Tribunal de LombokIndonésia), que julga o caso dos espanhóis Matilde Muñozde cujo alegado homicídio são acusados dois indonésios, adiou esta manhã uma audiência marcada para esta quarta-feira na ilha do arquipélago asiático na ausência de testemunhas convocadas.
O Ministério Público disse à EFE que as testemunhas não puderam comparecer porque ainda se encontravam na ilha perto de Lombok, Sumbawa, e o tribunal de Mataram decidiu adiar a audiência, sendo ainda desconhecida a data da próxima audiência.
Atendimento nesta quarta-feira pelo menos um perito forense e uma testemunha de defesa.
Na audiência anterior, na última quarta-feira, dez pessoas testemunharam em nome do Ministério Público, incluindo duas Trabalhadores do hotel Bumi Aditya Lombok, onde uma espanhola morreu na manhã de 2 de julho.
No primeiro julgamento, em 17 de dezembro, os promotores indonésios acusaram outro ex-funcionário de hotel, Suhaeli, conhecido como “Eli”, e Heri Ridwan, “Geri”, pelo assassinato de Muñoz, que tinha 72 anos na época.
Os réus negaram em tribunal na semana passada que tivessem planeado o crime com antecedência e Disseram que mataram Muñoz por causa do “choque” causado pelo despertar da vítima. quando invadiram seu quarto no referido hotel para roubá-lo.
Gabinete do Procurador da Indonésia Ele os acusa de homicídio, homicídio premeditado e roubo com violência.crimes que, de acordo com o Código Penal do país, podem ser puníveis com 15 anos de prisão e pena de morte, que não é aplicada rotineiramente na Indonésia.
O corpo de Munoz foi encontrado em 30 de agosto numa praia de Lombok, a cerca de meio quilómetro do seu hotel, quase dois meses após a sua morte.

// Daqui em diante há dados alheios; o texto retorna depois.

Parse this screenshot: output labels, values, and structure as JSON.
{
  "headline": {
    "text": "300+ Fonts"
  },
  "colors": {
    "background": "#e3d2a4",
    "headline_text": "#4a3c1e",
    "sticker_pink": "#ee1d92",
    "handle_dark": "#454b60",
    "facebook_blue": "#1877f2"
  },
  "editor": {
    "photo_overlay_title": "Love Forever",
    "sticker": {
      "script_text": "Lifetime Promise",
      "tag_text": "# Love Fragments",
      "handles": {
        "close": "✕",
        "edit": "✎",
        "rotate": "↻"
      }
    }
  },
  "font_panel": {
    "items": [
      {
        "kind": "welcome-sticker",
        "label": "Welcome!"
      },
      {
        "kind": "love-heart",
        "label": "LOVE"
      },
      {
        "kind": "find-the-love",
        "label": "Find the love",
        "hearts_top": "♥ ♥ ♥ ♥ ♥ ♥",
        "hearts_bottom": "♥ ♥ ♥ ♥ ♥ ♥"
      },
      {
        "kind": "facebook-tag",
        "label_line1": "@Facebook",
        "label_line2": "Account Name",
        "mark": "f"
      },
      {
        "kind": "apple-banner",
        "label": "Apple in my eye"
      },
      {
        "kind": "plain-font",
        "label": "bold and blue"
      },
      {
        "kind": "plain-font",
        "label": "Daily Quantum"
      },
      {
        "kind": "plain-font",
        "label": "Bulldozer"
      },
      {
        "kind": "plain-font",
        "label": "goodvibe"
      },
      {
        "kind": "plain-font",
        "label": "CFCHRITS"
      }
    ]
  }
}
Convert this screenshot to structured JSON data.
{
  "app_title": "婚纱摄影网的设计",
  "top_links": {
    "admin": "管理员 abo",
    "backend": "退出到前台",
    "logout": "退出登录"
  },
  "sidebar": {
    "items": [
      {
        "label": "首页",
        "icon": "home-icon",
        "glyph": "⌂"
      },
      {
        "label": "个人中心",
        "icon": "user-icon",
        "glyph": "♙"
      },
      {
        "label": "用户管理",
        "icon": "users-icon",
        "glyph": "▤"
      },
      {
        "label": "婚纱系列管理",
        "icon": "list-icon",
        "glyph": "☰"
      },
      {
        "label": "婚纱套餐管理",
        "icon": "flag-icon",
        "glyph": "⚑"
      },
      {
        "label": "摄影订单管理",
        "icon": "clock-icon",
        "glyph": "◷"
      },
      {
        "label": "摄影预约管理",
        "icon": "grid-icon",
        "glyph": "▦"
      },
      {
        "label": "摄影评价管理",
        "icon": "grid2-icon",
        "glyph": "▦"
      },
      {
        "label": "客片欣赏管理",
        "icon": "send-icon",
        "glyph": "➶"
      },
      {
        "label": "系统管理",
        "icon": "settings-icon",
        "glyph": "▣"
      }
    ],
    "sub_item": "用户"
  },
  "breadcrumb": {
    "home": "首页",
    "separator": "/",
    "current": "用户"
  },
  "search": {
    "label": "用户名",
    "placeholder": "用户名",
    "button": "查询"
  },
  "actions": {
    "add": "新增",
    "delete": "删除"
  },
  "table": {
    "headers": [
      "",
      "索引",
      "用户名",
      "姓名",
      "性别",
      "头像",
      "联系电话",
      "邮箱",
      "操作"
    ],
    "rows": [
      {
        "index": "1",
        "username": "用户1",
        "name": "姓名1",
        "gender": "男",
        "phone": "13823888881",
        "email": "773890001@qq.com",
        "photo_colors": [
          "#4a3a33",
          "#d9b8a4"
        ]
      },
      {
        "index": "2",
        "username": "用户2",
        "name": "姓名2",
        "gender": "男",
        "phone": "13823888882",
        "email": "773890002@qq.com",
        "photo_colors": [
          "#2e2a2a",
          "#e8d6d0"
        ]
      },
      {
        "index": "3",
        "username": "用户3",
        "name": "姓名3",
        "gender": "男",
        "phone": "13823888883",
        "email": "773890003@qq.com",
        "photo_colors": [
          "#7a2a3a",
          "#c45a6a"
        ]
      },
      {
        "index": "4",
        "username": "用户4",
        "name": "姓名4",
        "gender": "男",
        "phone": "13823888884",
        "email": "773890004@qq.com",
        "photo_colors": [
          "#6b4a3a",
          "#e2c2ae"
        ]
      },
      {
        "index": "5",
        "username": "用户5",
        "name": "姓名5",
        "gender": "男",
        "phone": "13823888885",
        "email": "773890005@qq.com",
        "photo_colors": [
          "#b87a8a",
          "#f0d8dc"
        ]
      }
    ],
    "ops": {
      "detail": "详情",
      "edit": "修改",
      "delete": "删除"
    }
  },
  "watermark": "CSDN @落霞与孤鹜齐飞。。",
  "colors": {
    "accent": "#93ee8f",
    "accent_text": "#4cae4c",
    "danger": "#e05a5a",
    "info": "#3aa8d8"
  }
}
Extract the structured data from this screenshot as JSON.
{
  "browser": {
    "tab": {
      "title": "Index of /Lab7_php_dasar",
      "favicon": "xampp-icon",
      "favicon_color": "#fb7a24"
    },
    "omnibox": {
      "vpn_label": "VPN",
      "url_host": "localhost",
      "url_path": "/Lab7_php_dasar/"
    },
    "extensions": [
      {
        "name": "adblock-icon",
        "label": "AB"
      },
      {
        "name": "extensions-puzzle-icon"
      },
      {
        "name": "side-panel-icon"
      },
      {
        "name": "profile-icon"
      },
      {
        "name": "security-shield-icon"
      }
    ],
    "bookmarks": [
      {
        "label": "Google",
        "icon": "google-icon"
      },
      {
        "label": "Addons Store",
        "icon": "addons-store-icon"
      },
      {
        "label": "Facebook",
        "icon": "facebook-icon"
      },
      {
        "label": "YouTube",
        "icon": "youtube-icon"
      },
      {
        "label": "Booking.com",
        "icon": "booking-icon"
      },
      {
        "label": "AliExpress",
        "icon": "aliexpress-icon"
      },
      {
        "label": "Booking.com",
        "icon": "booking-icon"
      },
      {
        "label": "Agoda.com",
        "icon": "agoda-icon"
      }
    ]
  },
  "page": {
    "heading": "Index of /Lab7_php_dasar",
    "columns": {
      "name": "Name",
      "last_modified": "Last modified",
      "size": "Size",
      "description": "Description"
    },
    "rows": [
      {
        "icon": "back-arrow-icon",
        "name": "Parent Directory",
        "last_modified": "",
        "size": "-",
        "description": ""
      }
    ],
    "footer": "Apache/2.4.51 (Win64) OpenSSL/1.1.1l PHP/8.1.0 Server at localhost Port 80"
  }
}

Segundo os investigadores, o acusado escondeu o corpo Os espanhóis passaram a maior parte do tempo em vários lugares de Bumi Aditya.
Embora a polícia e os procuradores tenham mantido acusações contra apenas dois suspeitos que compareceram em tribunal, A família de Muñoz tem falado repetidamente sobre supostas discrepâncias. no depoimento de outros funcionários do hotel.
A polícia de Lombok, uma ilha perto da estância turística de Bali, começou a investigar o desaparecimento de Muñoz em 13 de agosto, depois de a embaixada espanhola na Indonésia ter pedido ajuda depois de o alertar sobre o seu desaparecimento em julho.
Nasceu em Ferrol. (Corunha) e radicado em Maiorca, Muñoz passou muito tempo em Lombok, onde Bhumi Aditya considerava a ilha sua “casa”dependendo do seu ambiente.